For decades, there were no greater proving grounds for world champions than America’s tennis courts and golf courses.For as long as we can remember, American economic supremacy seemed to manifest itself in the form of athletic dominance. And there was nothing the world could do to stop it.
But those days are over now.
Whether you see at it as the world has catching up or America sliding back, the numbers don’t lie.
Americans have won just three of the last 12 golf majors.
This has never happened in the history of golf. The only other time that comes close is the 12-major period from the 1992 British Open to the 1995 Masters, where Americans won four tournaments.
Even more strikingly, since the 2008 Masters, world players have won 10 majors while US players have won four. In the previous 32 majors before that, dating back to the 2000 Masters, world players also won 10 majors.
So world players have won as many majors since 2008 as they did from 2000-2007.
Obviously, this analysis has some statistical holes. The sample size is too small and Tiger Woods’ dominance in the early 2000s probably skewed the numbers in favour of the US. But still, the dearth of American victories in the last four years is unprecedented.
There’s a promising crop of young American golfers who will come of age during the next few years. But there’s also a crop of young international players who are just as good. Even US Ryder Cup captain Davis Love III acknowledged this point, telling the Washington Post, “The world is a smaller place, so I think we’re going to have to get used to it.”
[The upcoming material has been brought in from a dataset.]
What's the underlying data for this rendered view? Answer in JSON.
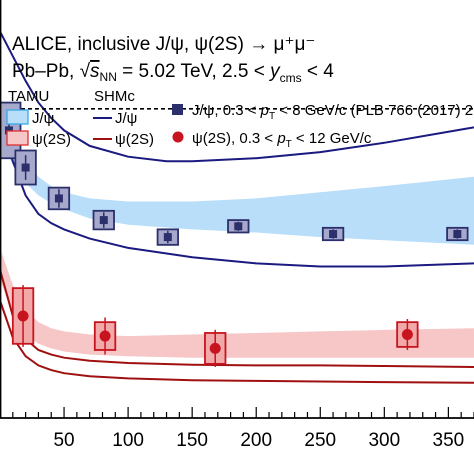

Another country club sport previously dominated by Americans, tennis, has been “used to it” for nearly a decade.
An American has not won a Grand Slam men’s singles trophy since Andy Roddick won the US Open in 2003.
This is the longest US major drought in the history of tennis — 30-straight Grand Slams. And it doesn’t look like that streak is going to end anytime soon.
A huge part of this streak is the dominance of Federer and Nadal. Perhaps if two of the 10 best players to ever play the game weren’t around during the last eight years, Roddick and the other Americans would have won a few more titles.
But Federer should be around for another year or two. Nadal should be around for another four. And Djokovic should be around for the foreseeable future. So with no American phenom on the verge of a breakthrough, the international dominance might continue for another 30 slams.
The reason for the international takeovers of both golf and tennis is likely a combination of multiple factors.
There’s probably an economic element:
- The international community has closed the economic gap between itself and the US considerably in the last few decades, allowing more people greater access to athletic resources.
There’s probably some cultural elements:
- International tennis stars are identified as children and effectively removed from society to become tennis machines.
- Tennis and golf are high on the sports pecking order in other countries, whereas at least football, baseball, basketball, and hockey are above them in the US.
And there’s probably a cyclical element:
- One country cannot disproportionately dominate a sport without experience a prolonged rut.
Ultimately, this sort of globalization is good for the two country club sports. It produces a higher volume of better players, and technology is such that fans can still follow their favourite players no matter where or when they are playing.
But all sports are tribal. While regional distinctions matter less in a geopolitical context than they did in 1991, they are still hugely important for tennis and golf.
Americans want to cheer for Americans. We want our athletes to embody our culture and foreign athletes to embody theirs.
It’s the reason we watch absurd sports like figure skating, curling, and archery during the Olympics. We’ll watch anything if Americans win at it.
This is also the case with tennis and golf. If American phenoms emerge in the next few years, we’ll still care. What remains to be seen is if Americans will still care if international players keep winning and winning and winning.